AV has Something for Everyone

Another argument from No2AV is that the Alternative Vote is a 'voting system that nobody wants'.

This isn't true. Labour's manifesto [pdf] pledged a referendum on AV on the basis that the system will "ensure that every MP is supported by the majority of their constituents voting at each election".

Press a No2AV supporter on this and they'll explain that they meant to say is that it wasn't in either of the Coalition partners' manifestos.

This is true. The Conservatives have long advocated keeping the current First Past The Post system, whereas the Liberal Democrats have long campaigned for a move to the proportional Single Transferable Vote system.

These two systems have two key distinctions:

• FPTP takes place in single member constituencies, where one MP is elected to represent all the people in the area. STV would have multi-member constituencies, where multiple MPs would be elected that would represent a wider variety of views of people over a bigger area.

• FPTP requires the voter to mark their ballot for one candidate only, and the most votes wins. STV allows the voter to rank several candidates in order of preference so that the winners have a bigger consensus.
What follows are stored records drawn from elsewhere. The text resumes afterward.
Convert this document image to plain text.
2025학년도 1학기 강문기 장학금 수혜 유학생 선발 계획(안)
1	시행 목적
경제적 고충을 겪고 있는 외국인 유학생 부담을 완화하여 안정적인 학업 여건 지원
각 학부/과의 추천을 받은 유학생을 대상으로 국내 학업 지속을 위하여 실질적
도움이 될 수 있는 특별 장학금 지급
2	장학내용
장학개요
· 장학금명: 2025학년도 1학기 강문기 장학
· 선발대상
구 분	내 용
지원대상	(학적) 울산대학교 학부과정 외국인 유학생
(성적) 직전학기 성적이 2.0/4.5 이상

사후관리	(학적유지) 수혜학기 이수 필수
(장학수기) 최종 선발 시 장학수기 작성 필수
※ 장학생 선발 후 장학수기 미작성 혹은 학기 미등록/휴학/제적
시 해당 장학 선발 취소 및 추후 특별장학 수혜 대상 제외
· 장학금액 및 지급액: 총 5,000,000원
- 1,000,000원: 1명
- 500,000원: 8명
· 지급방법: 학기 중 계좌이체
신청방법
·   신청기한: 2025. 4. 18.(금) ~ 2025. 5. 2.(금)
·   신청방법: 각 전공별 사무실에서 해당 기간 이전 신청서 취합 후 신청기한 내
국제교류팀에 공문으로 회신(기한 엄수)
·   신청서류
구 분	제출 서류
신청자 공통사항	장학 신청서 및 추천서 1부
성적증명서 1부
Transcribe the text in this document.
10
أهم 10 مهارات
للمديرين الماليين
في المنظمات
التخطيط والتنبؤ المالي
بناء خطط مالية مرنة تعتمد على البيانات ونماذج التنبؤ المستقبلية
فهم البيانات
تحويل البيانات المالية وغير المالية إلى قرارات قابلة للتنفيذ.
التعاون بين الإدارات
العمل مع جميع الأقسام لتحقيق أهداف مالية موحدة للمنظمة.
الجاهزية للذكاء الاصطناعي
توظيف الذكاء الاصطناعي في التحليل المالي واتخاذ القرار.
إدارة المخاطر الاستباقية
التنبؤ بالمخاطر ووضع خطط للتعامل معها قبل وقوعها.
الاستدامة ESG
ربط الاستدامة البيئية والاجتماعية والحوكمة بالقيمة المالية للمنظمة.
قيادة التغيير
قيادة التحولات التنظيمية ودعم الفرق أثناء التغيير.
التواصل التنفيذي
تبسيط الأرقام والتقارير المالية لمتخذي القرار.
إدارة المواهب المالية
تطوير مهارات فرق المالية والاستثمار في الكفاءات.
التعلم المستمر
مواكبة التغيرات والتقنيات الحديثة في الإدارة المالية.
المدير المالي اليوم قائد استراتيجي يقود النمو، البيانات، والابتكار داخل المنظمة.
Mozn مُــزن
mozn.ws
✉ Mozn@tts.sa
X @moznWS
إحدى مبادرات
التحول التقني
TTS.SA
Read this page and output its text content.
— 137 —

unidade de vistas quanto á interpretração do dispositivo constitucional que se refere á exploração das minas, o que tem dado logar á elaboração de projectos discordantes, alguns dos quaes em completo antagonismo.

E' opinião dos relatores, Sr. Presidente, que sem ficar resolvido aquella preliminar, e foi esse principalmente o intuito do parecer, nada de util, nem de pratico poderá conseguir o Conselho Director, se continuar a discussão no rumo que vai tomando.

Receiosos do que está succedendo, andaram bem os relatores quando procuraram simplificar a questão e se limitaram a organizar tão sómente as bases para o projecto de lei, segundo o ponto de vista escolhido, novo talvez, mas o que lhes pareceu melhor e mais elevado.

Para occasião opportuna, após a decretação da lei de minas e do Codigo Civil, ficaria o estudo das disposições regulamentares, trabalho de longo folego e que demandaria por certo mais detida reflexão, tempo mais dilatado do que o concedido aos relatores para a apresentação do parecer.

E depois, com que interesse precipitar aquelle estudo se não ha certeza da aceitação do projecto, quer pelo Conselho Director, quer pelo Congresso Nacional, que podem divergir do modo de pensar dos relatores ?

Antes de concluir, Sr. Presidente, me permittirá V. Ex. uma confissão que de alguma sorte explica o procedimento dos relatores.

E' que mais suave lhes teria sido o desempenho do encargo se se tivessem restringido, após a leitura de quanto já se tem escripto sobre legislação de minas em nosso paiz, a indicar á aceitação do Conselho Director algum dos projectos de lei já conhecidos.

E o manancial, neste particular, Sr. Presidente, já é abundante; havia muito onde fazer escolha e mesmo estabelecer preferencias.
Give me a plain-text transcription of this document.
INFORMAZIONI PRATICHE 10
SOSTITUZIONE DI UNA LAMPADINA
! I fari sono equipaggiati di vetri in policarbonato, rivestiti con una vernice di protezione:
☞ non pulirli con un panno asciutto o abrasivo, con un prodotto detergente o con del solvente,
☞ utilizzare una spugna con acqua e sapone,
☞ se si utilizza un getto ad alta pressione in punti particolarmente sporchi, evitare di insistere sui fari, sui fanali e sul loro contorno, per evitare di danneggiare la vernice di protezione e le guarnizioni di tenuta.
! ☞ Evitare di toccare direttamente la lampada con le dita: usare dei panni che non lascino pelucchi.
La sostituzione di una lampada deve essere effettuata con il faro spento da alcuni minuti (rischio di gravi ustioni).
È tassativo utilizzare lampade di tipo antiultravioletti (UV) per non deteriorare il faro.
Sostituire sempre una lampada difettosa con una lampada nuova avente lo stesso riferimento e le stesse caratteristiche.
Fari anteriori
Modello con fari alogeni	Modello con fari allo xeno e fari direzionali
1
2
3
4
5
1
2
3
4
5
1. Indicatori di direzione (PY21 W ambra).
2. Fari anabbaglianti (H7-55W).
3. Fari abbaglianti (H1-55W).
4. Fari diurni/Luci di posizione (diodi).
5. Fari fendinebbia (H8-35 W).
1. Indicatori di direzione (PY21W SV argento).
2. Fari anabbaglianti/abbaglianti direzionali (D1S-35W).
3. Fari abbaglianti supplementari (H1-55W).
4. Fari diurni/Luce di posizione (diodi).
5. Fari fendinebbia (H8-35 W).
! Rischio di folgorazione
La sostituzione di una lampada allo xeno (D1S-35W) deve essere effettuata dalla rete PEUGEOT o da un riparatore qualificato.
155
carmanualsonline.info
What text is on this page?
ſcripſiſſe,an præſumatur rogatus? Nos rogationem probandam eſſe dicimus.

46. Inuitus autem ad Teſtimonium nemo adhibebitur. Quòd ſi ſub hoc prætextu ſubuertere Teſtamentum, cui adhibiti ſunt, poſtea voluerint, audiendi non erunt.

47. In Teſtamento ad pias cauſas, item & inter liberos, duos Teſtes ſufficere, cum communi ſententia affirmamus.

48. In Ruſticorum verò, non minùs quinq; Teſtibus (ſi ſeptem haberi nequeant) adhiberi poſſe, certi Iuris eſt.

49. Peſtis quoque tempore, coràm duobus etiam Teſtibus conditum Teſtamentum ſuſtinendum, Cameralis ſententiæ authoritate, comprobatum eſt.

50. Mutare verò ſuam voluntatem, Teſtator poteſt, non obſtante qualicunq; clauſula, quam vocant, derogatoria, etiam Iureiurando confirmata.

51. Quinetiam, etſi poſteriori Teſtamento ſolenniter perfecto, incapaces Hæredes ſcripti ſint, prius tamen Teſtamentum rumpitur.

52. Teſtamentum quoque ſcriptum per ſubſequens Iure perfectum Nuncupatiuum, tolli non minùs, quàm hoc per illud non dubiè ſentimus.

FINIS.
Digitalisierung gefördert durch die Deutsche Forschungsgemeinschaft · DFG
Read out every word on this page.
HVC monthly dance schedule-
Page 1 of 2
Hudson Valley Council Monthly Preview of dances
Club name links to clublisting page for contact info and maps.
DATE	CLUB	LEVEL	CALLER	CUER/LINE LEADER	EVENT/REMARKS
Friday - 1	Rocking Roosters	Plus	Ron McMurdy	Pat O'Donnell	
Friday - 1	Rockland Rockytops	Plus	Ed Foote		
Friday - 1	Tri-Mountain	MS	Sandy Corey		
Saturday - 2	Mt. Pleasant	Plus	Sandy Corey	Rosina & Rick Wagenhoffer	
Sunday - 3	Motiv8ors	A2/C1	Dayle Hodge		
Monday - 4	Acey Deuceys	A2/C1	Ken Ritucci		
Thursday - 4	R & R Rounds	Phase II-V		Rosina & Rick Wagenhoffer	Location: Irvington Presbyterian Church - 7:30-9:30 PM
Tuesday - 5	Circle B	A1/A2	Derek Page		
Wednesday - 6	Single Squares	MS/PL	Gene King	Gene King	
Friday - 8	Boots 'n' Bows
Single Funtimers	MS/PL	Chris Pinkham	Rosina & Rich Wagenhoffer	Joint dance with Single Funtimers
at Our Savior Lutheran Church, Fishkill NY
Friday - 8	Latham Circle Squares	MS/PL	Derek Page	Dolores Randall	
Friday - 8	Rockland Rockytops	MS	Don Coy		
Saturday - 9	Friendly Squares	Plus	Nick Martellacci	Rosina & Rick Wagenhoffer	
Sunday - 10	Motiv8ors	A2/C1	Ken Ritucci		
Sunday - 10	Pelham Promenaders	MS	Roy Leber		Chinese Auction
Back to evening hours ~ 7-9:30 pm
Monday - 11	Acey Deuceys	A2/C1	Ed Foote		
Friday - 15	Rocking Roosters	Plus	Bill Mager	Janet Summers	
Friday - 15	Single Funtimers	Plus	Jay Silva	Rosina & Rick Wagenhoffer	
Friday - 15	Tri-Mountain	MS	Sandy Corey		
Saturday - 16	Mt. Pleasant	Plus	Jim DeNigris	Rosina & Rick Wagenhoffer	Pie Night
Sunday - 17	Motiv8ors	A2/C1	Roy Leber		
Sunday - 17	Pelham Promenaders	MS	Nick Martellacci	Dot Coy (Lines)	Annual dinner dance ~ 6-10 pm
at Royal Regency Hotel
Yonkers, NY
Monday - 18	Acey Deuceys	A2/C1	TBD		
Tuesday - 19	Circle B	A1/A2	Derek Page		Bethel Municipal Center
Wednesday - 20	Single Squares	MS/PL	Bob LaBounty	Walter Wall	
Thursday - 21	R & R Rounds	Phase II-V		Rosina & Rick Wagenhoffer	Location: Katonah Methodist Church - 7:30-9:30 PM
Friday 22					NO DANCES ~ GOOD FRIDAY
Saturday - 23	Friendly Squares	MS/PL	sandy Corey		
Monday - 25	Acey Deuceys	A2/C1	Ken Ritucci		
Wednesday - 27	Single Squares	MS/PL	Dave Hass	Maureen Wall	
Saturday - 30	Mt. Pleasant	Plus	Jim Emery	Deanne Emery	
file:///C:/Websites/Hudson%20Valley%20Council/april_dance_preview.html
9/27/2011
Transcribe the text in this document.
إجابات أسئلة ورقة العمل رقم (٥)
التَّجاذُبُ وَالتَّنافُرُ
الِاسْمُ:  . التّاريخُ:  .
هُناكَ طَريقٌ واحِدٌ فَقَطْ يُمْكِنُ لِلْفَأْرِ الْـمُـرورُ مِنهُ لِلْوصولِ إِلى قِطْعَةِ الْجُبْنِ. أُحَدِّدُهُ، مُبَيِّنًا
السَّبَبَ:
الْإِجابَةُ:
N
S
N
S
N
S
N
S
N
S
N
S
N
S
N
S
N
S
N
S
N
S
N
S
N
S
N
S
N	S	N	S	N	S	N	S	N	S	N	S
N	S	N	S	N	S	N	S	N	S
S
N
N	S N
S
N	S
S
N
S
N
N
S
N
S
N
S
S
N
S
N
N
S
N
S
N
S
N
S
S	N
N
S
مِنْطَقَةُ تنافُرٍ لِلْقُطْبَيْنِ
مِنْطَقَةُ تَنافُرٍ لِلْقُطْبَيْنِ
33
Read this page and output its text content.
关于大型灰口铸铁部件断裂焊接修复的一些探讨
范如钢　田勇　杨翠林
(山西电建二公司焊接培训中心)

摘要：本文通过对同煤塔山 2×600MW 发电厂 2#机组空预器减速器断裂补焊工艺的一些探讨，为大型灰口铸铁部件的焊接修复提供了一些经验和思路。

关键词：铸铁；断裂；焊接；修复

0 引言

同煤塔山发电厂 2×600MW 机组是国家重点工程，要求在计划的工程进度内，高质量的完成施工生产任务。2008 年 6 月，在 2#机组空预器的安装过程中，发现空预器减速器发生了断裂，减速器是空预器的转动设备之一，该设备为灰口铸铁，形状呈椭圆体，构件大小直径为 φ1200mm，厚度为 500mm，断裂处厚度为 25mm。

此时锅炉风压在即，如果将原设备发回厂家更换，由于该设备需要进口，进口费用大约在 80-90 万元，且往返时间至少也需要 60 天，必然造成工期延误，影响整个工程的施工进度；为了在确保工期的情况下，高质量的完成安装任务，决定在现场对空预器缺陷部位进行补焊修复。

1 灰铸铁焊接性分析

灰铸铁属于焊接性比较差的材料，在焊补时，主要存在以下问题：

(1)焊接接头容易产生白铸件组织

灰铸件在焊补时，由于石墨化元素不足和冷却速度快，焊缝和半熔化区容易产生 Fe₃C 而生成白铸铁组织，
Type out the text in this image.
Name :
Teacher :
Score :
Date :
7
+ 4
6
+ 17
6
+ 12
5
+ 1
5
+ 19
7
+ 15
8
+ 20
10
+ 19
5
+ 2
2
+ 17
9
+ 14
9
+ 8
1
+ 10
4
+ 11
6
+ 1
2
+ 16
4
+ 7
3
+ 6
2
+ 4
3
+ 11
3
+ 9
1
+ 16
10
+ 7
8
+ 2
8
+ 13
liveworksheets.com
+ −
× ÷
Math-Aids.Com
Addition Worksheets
AV shares features of both FPTP and STV - it has the single winner feature of FPTP and the preferential ballots feature of STV. While AV is not seen as the perfect system for the Tories or the Lib Dems, it has features which both parties like.


Yes, this does make AV a miserable little compromise. But compromise is a good thing when it means everyone getting a bit of what they want. It is blatantly fairer than one side having it all their own way.